Who comes to mind when I say over-the-top performance style, glitzy costumes, and Vegas-style glamor?  If you said Cher, you are accurate, but incorrect.

How about Liberace?

While most of us think of bling in more modern terms, Władziu Valentino Liberace was, as one writer put it, the King of Bling before anyone had coined the term.  

He had a taste for furs and jewels, a fashion sense which would have made Lady Gaga look like Margaret Thatcher. A new biographical film which recently debuted on HBO focuses mostly on his personal life, but Liberace’s life began the same way as the lives of many other musically gifted youngsters did in the early 1900s.
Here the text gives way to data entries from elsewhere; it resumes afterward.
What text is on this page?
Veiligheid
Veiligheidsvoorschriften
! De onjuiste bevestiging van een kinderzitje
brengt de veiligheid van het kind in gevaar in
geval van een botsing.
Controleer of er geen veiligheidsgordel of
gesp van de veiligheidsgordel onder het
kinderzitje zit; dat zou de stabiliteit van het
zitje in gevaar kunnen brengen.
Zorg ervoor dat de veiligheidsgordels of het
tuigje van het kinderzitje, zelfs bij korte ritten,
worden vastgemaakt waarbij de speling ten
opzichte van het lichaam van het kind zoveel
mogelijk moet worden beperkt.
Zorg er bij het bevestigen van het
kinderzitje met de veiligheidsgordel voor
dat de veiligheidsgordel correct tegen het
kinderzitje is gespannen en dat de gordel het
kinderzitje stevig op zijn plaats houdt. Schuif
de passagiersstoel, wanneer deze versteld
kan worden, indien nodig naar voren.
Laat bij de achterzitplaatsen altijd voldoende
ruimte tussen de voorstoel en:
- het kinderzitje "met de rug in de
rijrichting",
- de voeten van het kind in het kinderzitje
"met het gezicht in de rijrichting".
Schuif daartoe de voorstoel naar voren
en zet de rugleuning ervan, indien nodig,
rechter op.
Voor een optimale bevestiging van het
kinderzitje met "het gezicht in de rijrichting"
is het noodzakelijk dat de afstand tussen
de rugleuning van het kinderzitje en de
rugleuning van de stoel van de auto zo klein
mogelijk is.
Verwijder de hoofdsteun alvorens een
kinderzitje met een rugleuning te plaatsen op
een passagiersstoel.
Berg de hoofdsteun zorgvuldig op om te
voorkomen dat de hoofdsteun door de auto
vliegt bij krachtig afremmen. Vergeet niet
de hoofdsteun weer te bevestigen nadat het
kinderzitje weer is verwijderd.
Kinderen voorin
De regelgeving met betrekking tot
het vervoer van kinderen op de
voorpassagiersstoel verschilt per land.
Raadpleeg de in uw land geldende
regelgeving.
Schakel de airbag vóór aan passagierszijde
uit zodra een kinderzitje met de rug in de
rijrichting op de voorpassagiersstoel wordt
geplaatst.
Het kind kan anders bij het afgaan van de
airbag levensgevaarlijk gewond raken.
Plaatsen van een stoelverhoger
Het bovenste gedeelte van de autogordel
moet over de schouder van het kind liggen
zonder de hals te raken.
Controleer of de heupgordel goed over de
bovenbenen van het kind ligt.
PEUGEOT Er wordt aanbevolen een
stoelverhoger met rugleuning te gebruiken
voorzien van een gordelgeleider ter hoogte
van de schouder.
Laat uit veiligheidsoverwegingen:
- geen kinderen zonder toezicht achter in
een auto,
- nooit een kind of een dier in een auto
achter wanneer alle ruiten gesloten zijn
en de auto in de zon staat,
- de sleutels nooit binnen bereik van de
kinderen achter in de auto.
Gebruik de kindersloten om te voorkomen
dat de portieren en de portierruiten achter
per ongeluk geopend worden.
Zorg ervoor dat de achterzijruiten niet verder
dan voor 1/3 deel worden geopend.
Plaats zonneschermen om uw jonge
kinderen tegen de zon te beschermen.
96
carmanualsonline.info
Musically speaking there was much more to Liberace than candelabras and cabaret songs.  When he was 20, he played the 2nd Piano Concerto by Franz Liszt with the Chicago Symphony.  According to New York Times critic Anthony Tommasini, the reviews were positive, with the critic in The Milwaukee Sentinel writing that Liberace “kept Liszt’s bombastic passages within reason” and “did not miss some of the piano’s most liquid conversations with the woodwinds.”

At one time, Liberace aspired to follow in the footsteps of Ignacy Paderewski, who would become a family friend, studying his technique and practicing with a vengeance. When the depression hit, however, Liberace did what many young people of his generation had to do, went to work to help put food on his family’s table.  

Though his parents did not approve, he earned a great amount of money playing the popular music of the day in theaters and on local radio.  He played for dance classes, as well as in clubs, cabarets and strip clubs.  The concert hall disappeared in the rearview mirror.  During the 1950s, 60s, and 70s, Liberace would become the highest-paid entertainer in the world.

While what we remember today is the over-the-top persona he adopted, it is intriguing to think of what might have been.